Bir eylül sabahında parıldayan güneşe uyanmanın duasına durmak neşenin ta kendisi değil de nedir?. Uyuyup uyanamamak varken, uyanmak mutluluğa fırsat tanımaktır.

Höst! Orda dur. Biz mektep medrese görmüş, fakülte bitirmiş, yüksek ihtisaslar yapmış adamlarız, böyle boş laflar edip durma diyenler de olabilir. Olur mu olur… Bu konuda savunma hattı oluşturmaya kalkışanlar bile çıkar mı çıkar.

Mutluluk tek başına parayla pulla alınan bir şey değil be kardeşim. Neşeyi bozacak, mutsuzluğu körükleyecek eylem ve söylem içinde olmak insanın doğal yapısındaki düzeni bozar en başta.

Yahya Kemal Beyatlı bakın ne demiş;

Bin atlı akınlarda çocuklar gibi şendik

Bin atlı o gün dev gibi bir orduyu yendik!

Bu duyguyla Tuna’dan nasıl geçildiği şiirin diğer beyitlerinde dillendirilir.

Neşeli olabilmenin sanatsal bir yanının olduğuna da inanırım ben. İnsan neşe kaynağını arayıp bulunca heyecan kendiliğinden peydahlanır. Heyecan başarının kapı koludur kardeşim!

İnsan, mutluluğunu da, mutsuzluğunu da düzene sokabilmeli. Duygusal alıcı aygıtların frekansını iyiye, güzele ayarlamasını bilmeli biraz da.. Düzensiz ve kontrolsüz duygu başarısızlığa, karmaşaya zemin hazırlar. Sonuç; kısaca hüsran..

Neşeyi kaybetmemenin sonu başarıdır. Başarı, mutluluğu, huzuru, ahengi, düzeni beraberinde getirir.

İnsan sabanın kulpuna sarılırken de, kazanın kulpundan tutarken de tutturan güce şükretmeli önce. Şükrü bilmezsen, şükürsüzlük galle kuyularına atar insanı. Debelenir durur çıkışı bulamazsın.

Cennetin kapısını cömertler açacakmış!.. Cömertlik deyince akıllardan geçeni görür gibiyim.
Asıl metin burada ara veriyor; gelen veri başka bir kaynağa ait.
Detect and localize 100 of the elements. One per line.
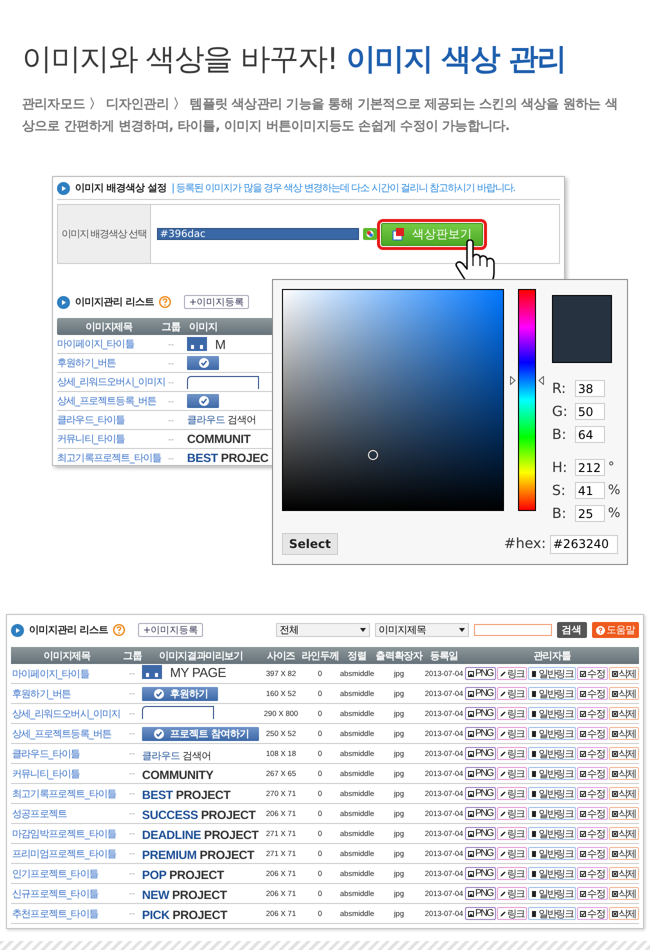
- select-button[interactable]: Select: [282, 533, 338, 555]
- action-button[interactable]: 삭제: [608, 847, 639, 860]
- action-button[interactable]: PNG: [465, 787, 496, 800]
- filter-dropdown[interactable]: 이미지제목: [374, 623, 468, 637]
- action-button[interactable]: 링크: [496, 787, 528, 800]
- image-title-link[interactable]: 커뮤니티_타이틀: [11, 764, 123, 784]
- image-title-link[interactable]: 마감임박프로젝트_타이틀: [11, 824, 123, 844]
- action-button[interactable]: 수정: [577, 747, 608, 760]
- action-button[interactable]: PNG: [465, 827, 496, 840]
- image-title-link[interactable]: 신규프로젝트_타이틀: [11, 884, 123, 904]
- value-field[interactable]: 38: [575, 380, 605, 397]
- color-marker[interactable]: [368, 450, 378, 460]
- image-title-link[interactable]: 성공프로젝트: [11, 804, 123, 824]
- action-button[interactable]: 링크: [496, 707, 528, 720]
- add-image-button[interactable]: +이미지등록: [138, 623, 203, 637]
- value-field[interactable]: 25: [575, 505, 605, 522]
- hex-field[interactable]: #263240: [550, 534, 618, 554]
- image-title-link[interactable]: 상세_리워드오버시_이미지: [11, 704, 123, 724]
- image-title-link[interactable]: 프리미엄프로젝트_타이틀: [11, 844, 123, 864]
- hue-pointer[interactable]: [510, 376, 544, 385]
- action-button[interactable]: 링크: [496, 847, 528, 860]
- action-button[interactable]: 수정: [577, 687, 608, 700]
- action-button[interactable]: 일반링크: [528, 667, 576, 680]
- action-button[interactable]: PNG: [465, 807, 496, 820]
- action-button[interactable]: 일반링크: [528, 847, 576, 860]
- action-button[interactable]: PNG: [465, 907, 496, 920]
- action-button[interactable]: 링크: [496, 867, 528, 880]
- action-button[interactable]: 일반링크: [528, 907, 576, 920]
- saturation-field[interactable]: [282, 289, 504, 511]
- action-button[interactable]: 링크: [496, 907, 528, 920]
- color-field[interactable]: #396dac: [157, 228, 359, 240]
- action-button[interactable]: 삭제: [608, 907, 639, 920]
- action-button[interactable]: 수정: [577, 847, 608, 860]
- action-button[interactable]: PNG: [465, 767, 496, 780]
- action-button[interactable]: PNG: [465, 887, 496, 900]
- filter-dropdown[interactable]: 전체: [276, 623, 370, 637]
- action-button[interactable]: 삭제: [608, 667, 639, 680]
- action-button[interactable]: 삭제: [608, 747, 639, 760]
- image-title-link[interactable]: 상세_프로젝트등록_버튼: [57, 394, 161, 408]
- image-title-link[interactable]: 커뮤니티_타이틀: [57, 432, 161, 446]
- action-button[interactable]: PNG: [465, 847, 496, 860]
- value-field[interactable]: 50: [575, 403, 605, 420]
- action-button[interactable]: 일반링크: [528, 887, 576, 900]
- action-button[interactable]: PNG: [465, 727, 496, 740]
- search-button[interactable]: 검색: [556, 622, 586, 638]
- action-button[interactable]: 링크: [496, 807, 528, 820]
- action-button[interactable]: 수정: [577, 907, 608, 920]
- image-title-link[interactable]: 인기프로젝트_타이틀: [11, 864, 123, 884]
- action-button[interactable]: 일반링크: [528, 727, 576, 740]
- action-button[interactable]: 일반링크: [528, 827, 576, 840]
- action-button[interactable]: 삭제: [608, 807, 639, 820]
- action-button[interactable]: 링크: [496, 767, 528, 780]
- action-button[interactable]: 일반링크: [528, 767, 576, 780]
- image-title-link[interactable]: 마이페이지_타이틀: [11, 664, 123, 684]
- action-button[interactable]: 일반링크: [528, 787, 576, 800]
- action-button[interactable]: 일반링크: [528, 807, 576, 820]
- action-button[interactable]: 일반링크: [528, 747, 576, 760]
- action-button[interactable]: 링크: [496, 687, 528, 700]
- action-button[interactable]: 삭제: [608, 727, 639, 740]
- value-field[interactable]: 212: [575, 459, 605, 476]
- image-title-link[interactable]: 최고기록프로젝트_타이틀: [57, 451, 161, 465]
- action-button[interactable]: 수정: [577, 767, 608, 780]
- action-button[interactable]: 일반링크: [528, 687, 576, 700]
- image-title-link[interactable]: 클라우드_타이틀: [11, 744, 123, 764]
- image-title-link[interactable]: 후원하기_버튼: [11, 684, 123, 704]
- action-button[interactable]: 수정: [577, 887, 608, 900]
- action-button[interactable]: PNG: [465, 667, 496, 680]
- action-button[interactable]: 링크: [496, 747, 528, 760]
- image-title-link[interactable]: 마이페이지_타이틀: [57, 337, 161, 351]
- action-button[interactable]: 수정: [577, 807, 608, 820]
- action-button[interactable]: 링크: [496, 667, 528, 680]
- action-button[interactable]: 삭제: [608, 867, 639, 880]
- action-button[interactable]: 수정: [577, 727, 608, 740]
- action-button[interactable]: 수정: [577, 787, 608, 800]
- action-button[interactable]: PNG: [465, 867, 496, 880]
- image-title-link[interactable]: 상세_프로젝트등록_버튼: [11, 724, 123, 744]
- action-button[interactable]: 삭제: [608, 707, 639, 720]
- value-field[interactable]: 64: [575, 426, 605, 443]
- action-button[interactable]: 링크: [496, 827, 528, 840]
- action-button[interactable]: 일반링크: [528, 707, 576, 720]
- image-title-link[interactable]: 최고기록프로젝트_타이틀: [11, 784, 123, 804]
- action-button[interactable]: 수정: [577, 667, 608, 680]
- action-button[interactable]: 삭제: [608, 827, 639, 840]
- action-button[interactable]: 삭제: [608, 687, 639, 700]
- search-field[interactable]: [474, 624, 552, 636]
- action-button[interactable]: 수정: [577, 867, 608, 880]
- action-button[interactable]: 삭제: [608, 787, 639, 800]
- palette-icon[interactable]: [363, 228, 377, 240]
- image-title-link[interactable]: 추천프로젝트_타이틀: [11, 904, 123, 924]
- add-image-button[interactable]: +이미지등록: [184, 295, 249, 309]
- image-title-link[interactable]: 후원하기_버튼: [57, 356, 161, 370]
- action-button[interactable]: 링크: [496, 727, 528, 740]
- action-button[interactable]: PNG: [465, 707, 496, 720]
- action-button[interactable]: 링크: [496, 887, 528, 900]
- action-button[interactable]: 수정: [577, 707, 608, 720]
- action-button[interactable]: PNG: [465, 747, 496, 760]
- action-button[interactable]: 수정: [577, 827, 608, 840]
- action-button[interactable]: 삭제: [608, 887, 639, 900]
- action-button[interactable]: PNG: [465, 687, 496, 700]
- image-title-link[interactable]: 클라우드_타이틀: [57, 413, 161, 427]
Bu görme hali yüzümde gülümseme yaratıyor be ya…güler yüzle cömertlik olmaz mı? Olur cancağızım! Olmaz mı..

Neşeden ne anladığımıza da bakmak lazım. Kimi vur patlasın, çal oynasın diyebilir. Kimi karşıdakini alt etmenin kurnazlığını neşe sanabilir. Kimi cepteki paranın yarattığı güven duygusuyla gurum gurum gurulabilir. Kimi etiketin koskosluğunda kalabilir.. Bu yanmaktır, yanılmaktır.

Gerçek neşe, iç huzuru yaratandır. Gerçekler iyidir, gerçek olan güzeldir, gerçek olan samimiyettir. Samimi olmayan güler yüzde de iç huzuru yoktur. Samimiyetsiz yüzün içinde fitne fücur kendi fetihlerindedir. Samimiyetsiz olanlar sahte kostüm giymiş cambazdırlar. Yanılır yanıltırlar.

Velhasıl gülmek size yakışıyor. Gülersen güldürürsün. Bu yazı da tarla kuşunun iç sesidir. Nutuk filan sananlar çoktan yanıldı kardeşim. Sağlıcakla.